With this in mind, we have created this guide to show how you can restore your oak floor finish and bring it back to its original, like new condition.
( To download a printable pdf version of this guide, click here)
To preserve the life of any oak floor finish it is important to carry out general day to day maintenance.
Remove dust and dirt regularly using a vacuum cleaner. Further to this, we always recommend the regular use of a wood floor soap whenever you clean your floor. Depending on which floor finish you chose, there are suitable floor soaps available, including the Blanchon Natural Soap or the Osmo Wash and Care.
Many of these wood floor oil brands also have their own set of maintenance products designed to “refresh” your oak floor finish. Osmo have their Osmo Liquid Wax Cleaner and Blanchon have their Blanchon Maintenance Oil.
After a few years you may be left with no other choice but to recoat your oak floor finish. This can be done in two ways, depending on the scale of the damage.
Below we have demonstrated how this can be done using a Hard Wax Oil and the Blanchon Environment Oil.
Restoring A Hard Wax Oil
The first step when restoring your hard wax oil floor finish is to establish the level of damage and wear. Firstly, you should note whether the problem occurs across the whole area of your floor or just a small isolated patch.
For isolated patches, in particular with the hard wax oils, it is possible to restore the area without the need to recoat your entire floor.
If the area has thick marks or stains, these will need to be removed by sanding down the affected patch until the marks have been removed and the bare timber is exposed.

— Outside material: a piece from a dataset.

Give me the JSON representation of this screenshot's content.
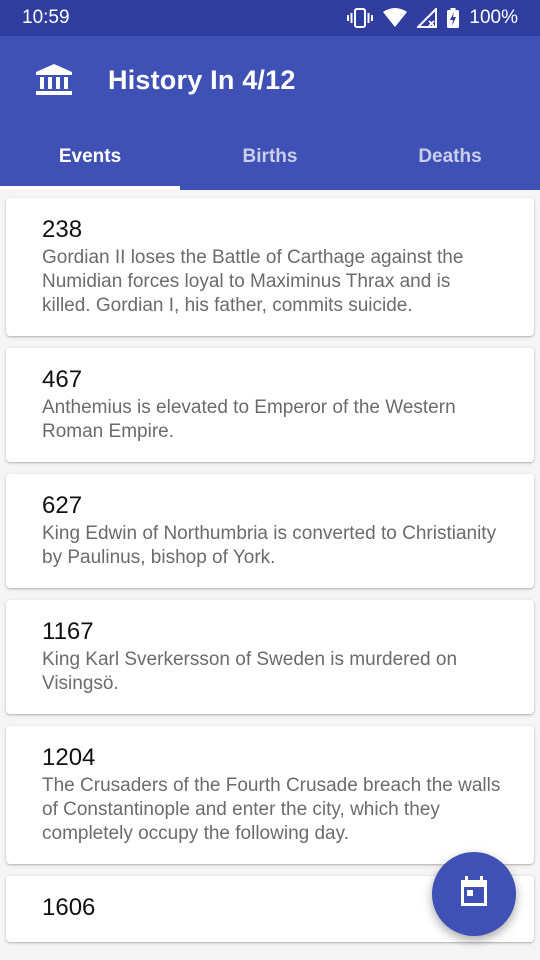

In our example, we have simply isolated an area in which to sand down.
If the area simply shows wear from traffic, with hard wax oils, this step can be skipped as there is no need to sand down the timber to bare wood.

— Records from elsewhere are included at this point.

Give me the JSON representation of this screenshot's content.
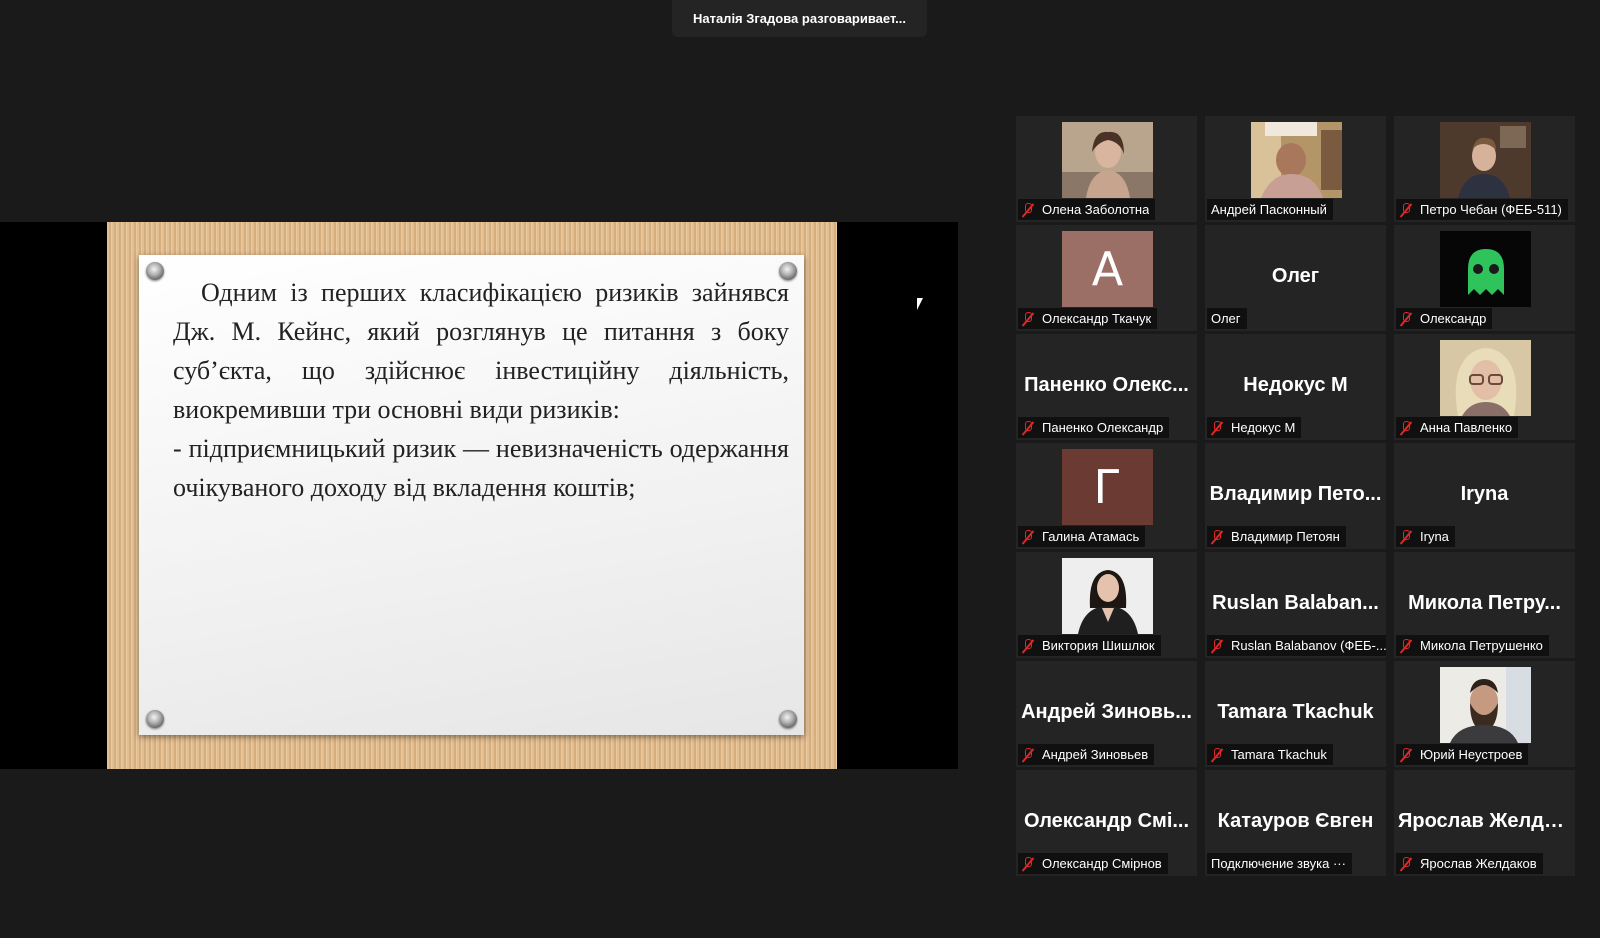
{
  "banner": {
    "text": "Наталія Згадова разговаривает..."
  },
  "slide": {
    "paragraph1": "Одним із перших класифікацією ризиків зайнявся Дж. М. Кейнс, який розглянув це питання з боку суб’єкта, що здійснює інвестиційну діяльність, виокремивши три основні види ризиків:",
    "paragraph2": "-  підприємницький ризик — невизначеність одержання очікуваного доходу від вкладення коштів;"
  },
  "tiles": [
    {
      "label": "Олена Заболотна",
      "muted": true,
      "kind": "photo",
      "photo": "woman-photo"
    },
    {
      "label": "Андрей Пасконный",
      "muted": false,
      "kind": "photo",
      "photo": "man-room-photo"
    },
    {
      "label": "Петро Чебан (ФЕБ-511)",
      "muted": true,
      "kind": "photo",
      "photo": "man-dark-photo"
    },
    {
      "label": "Олександр Ткачук",
      "muted": true,
      "kind": "avatar",
      "letter": "A",
      "color": "#9b6e66"
    },
    {
      "label": "Олег",
      "muted": false,
      "kind": "name",
      "center": "Олег"
    },
    {
      "label": "Олександр",
      "muted": true,
      "kind": "photo",
      "photo": "ghost-avatar"
    },
    {
      "label": "Паненко Олександр",
      "muted": true,
      "kind": "name",
      "center": "Паненко Олекс..."
    },
    {
      "label": "Недокус М",
      "muted": true,
      "kind": "name",
      "center": "Недокус М"
    },
    {
      "label": "Анна Павленко",
      "muted": true,
      "kind": "photo",
      "photo": "woman-glasses-photo"
    },
    {
      "label": "Галина Атамась",
      "muted": true,
      "kind": "avatar",
      "letter": "Г",
      "color": "#6b3b33"
    },
    {
      "label": "Владимир Петоян",
      "muted": true,
      "kind": "name",
      "center": "Владимир Пето..."
    },
    {
      "label": "Iryna",
      "muted": true,
      "kind": "name",
      "center": "Iryna"
    },
    {
      "label": "Виктория Шишлюк",
      "muted": true,
      "kind": "photo",
      "photo": "woman-portrait-photo"
    },
    {
      "label": "Ruslan Balabanov (ФЕБ-...",
      "muted": true,
      "kind": "name",
      "center": "Ruslan Balaban..."
    },
    {
      "label": "Микола Петрушенко",
      "muted": true,
      "kind": "name",
      "center": "Микола Петру..."
    },
    {
      "label": "Андрей Зиновьев",
      "muted": true,
      "kind": "name",
      "center": "Андрей Зиновь..."
    },
    {
      "label": "Tamara Tkachuk",
      "muted": true,
      "kind": "name",
      "center": "Tamara Tkachuk"
    },
    {
      "label": "Юрий Неустроев",
      "muted": true,
      "kind": "photo",
      "photo": "bearded-man-photo"
    },
    {
      "label": "Олександр Смірнов",
      "muted": true,
      "kind": "name",
      "center": "Олександр Смі..."
    },
    {
      "label": "Подключение звука ···",
      "muted": false,
      "kind": "name",
      "center": "Катауров Євген"
    },
    {
      "label": "Ярослав Желдаков",
      "muted": true,
      "kind": "name",
      "center": "Ярослав Желда..."
    }
  ]
}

With all marks removed, the hard wax oil can now be reapplied over the marked area. We recommend this is done using a lint free cloth. Simply dab the cloth with a small amount of the hard wax oil and wipe the oil into the area. Do this until the area has been covered.
After leaving the oil for an adequate period of time to dry, if required a further coat can be applied.
This ability to restore small areas of your oak floor finish, without any negative effects is one of the great benefits of finishing your floor using a hard wax oil.
For larger, room sized restoration the same process can be applied. The flooring can be sanded back where required, and the hard wax oil reapplied.
Restoring Blanchon Original Wood Environment
When restoring an oak floor which has been finished using the Blanchon Original Wood Environment, the process is slightly different.
When refinishing small areas, begin by sanding the damaged areas vigorously using fine grain sandpaper.
Next, ensure that any dust and dirt particles are completely removed.
With the marks now removed, the floor can now be recoated.
Using a clean, fine cotton cloth thinly apply the first coat of the Original Wood Environment.
After leaving adequate time for the oil to dry, further coats can be applied until the colour of the recoated marked area, matches the colour of the rest of the flooring.
It is important to note that whilst this process will generally leave a near perfect finish, small discrepancies can occasionally be noticed depending on the level of wear.
For larger areas of flooring, the whole surface should be sanded. Once again all dust and dirt particles should be removed at this point. Thin coats can then be applied using a short-haired roller or brush.
Whenever recoating your oak flooring with whatever finish you choose, it is always important to consult the manufacturers instructions beforehand. This is because the general process may differ slightly between manufacturers.